Securities issuable in accordance with the Note Purchase Agreement (the “Original Note Purchase Agreement”), dated as of July 21, 2006 (as amended) by and between the Company and Alexandra Global Master Fund Ltd, Rainbow Gate Corporation, Ginola Limited Iroquois Master Fund Ltd., David Gottfried, Nite Capital L.P., HU Investments, LLC; Navacorp III LLC, David Kincade, Thomas Wales, John Atherly, Oliver Prache, BTG Investments, Roth Capital Partners LLC and Stillwater LLC (the Note Holders”). Pursuant to the Original Note Purchase Agreement, the Company had to file Registration Statement to register 2,303,846 shares of the Company’s common stock issuable upon conversion of the notes and 1,804,999 shares of the Company’s common stock issuable upon exercise of the warrants. In August 2006, the Company filed a Registration Statement on Form S-3 to register 4,108,845 of the aforementioned shares. This Registration Statement was declared effective. Pursuant to an Amendment Agreement, dated as of July 23, 2007 (the “Amended Note Purchase Agreement”), by and between the Company and the Note Holders, the Company issued the Note Holders an Amended and Restated 8% Senior Secured Convertible Note Due 2008 pursuant to which the Company has to issue the Note Holders an additional 5,474,093 shares of Common Stock upon conversion of the notes and 3,831,859 shares of common stock issuable upon exercise of warrants issued in connection with the Amended Note. The Amended Note Purchase Agreement required the Company to file a registration statement. Accordingly, in July 2007 the Company filed a registration statement on Form S-1 in connection with the Note Purchase Agreement. This registration statement covered 2,450,000 shares, of which 1,000,000 shares are issuable upon the exercise of common stock purchase warrants and 1,450,000 shares of common stock are issuable upon the conversion of notes. In February 2008 the Company filed Amendment No. 1 to this registration statement, which is currently pending effectiveness with six comments remaining to be addressed with the SEC.
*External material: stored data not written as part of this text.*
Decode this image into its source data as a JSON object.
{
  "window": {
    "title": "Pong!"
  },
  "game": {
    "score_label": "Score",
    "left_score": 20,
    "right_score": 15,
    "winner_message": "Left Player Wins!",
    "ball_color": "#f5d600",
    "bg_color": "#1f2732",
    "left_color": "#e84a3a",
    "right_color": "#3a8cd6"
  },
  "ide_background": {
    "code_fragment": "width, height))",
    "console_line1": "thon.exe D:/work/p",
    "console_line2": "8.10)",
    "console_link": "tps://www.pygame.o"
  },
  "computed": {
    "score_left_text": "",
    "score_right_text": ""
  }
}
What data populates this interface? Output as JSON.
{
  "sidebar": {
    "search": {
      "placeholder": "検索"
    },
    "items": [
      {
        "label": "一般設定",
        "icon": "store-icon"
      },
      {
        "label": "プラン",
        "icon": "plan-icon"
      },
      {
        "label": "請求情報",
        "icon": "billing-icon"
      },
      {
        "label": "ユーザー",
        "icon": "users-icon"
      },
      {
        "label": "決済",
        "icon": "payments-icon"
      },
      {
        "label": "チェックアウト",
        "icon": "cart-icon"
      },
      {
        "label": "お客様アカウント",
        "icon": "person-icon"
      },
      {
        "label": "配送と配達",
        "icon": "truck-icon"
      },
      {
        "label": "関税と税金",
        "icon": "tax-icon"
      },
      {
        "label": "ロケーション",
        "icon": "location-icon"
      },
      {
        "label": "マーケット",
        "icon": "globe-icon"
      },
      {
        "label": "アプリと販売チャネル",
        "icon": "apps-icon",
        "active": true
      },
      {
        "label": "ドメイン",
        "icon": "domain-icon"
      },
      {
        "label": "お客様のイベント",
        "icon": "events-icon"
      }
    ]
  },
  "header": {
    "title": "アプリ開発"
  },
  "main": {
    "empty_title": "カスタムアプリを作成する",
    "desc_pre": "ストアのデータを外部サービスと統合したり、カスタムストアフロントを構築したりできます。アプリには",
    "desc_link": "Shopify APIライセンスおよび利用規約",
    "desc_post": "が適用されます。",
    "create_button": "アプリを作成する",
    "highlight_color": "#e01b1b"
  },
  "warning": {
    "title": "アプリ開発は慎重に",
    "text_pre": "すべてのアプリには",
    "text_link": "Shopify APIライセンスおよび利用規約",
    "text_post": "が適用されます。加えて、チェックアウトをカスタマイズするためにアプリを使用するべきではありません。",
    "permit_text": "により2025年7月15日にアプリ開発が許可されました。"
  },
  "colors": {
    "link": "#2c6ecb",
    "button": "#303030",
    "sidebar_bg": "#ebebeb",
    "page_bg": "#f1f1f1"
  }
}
Securities issuable in connection with the Loan and Security Agreement, dated August 7, 2007, between the Company and Moriah Capital, LP, as amended (the “Moriah Transaction”)
Moriah & April 2008 Transaction (originally filed April 2008):
On April 29, 2008, the Company also filed a registration statement on Form S-1 in connection with the Moriah and April 2008 Transactions. This registration statement covered 1,000,000 Moriah warrants (750,000 January warrants & 250,000 February warrants) as well as 2,379,812 shares from the April 2008 Transaction, of which 793,273 are issuable upon the exercise of common stock purchase warrants and 1,586,539 are shares of common stock. This registration statement is pending.
July 2006 Note Purchase Agreements S-3 (originally filed August 2006)
In addition to the two registration statements, and following their effectiveness, the Company expects to undertake to re-file on Form S-1 the registration statement previously filed in August 2006 on Form S-3. This registration statement covered 4,108,845 shares in connection with the July 2006 Note Purchase Agreements.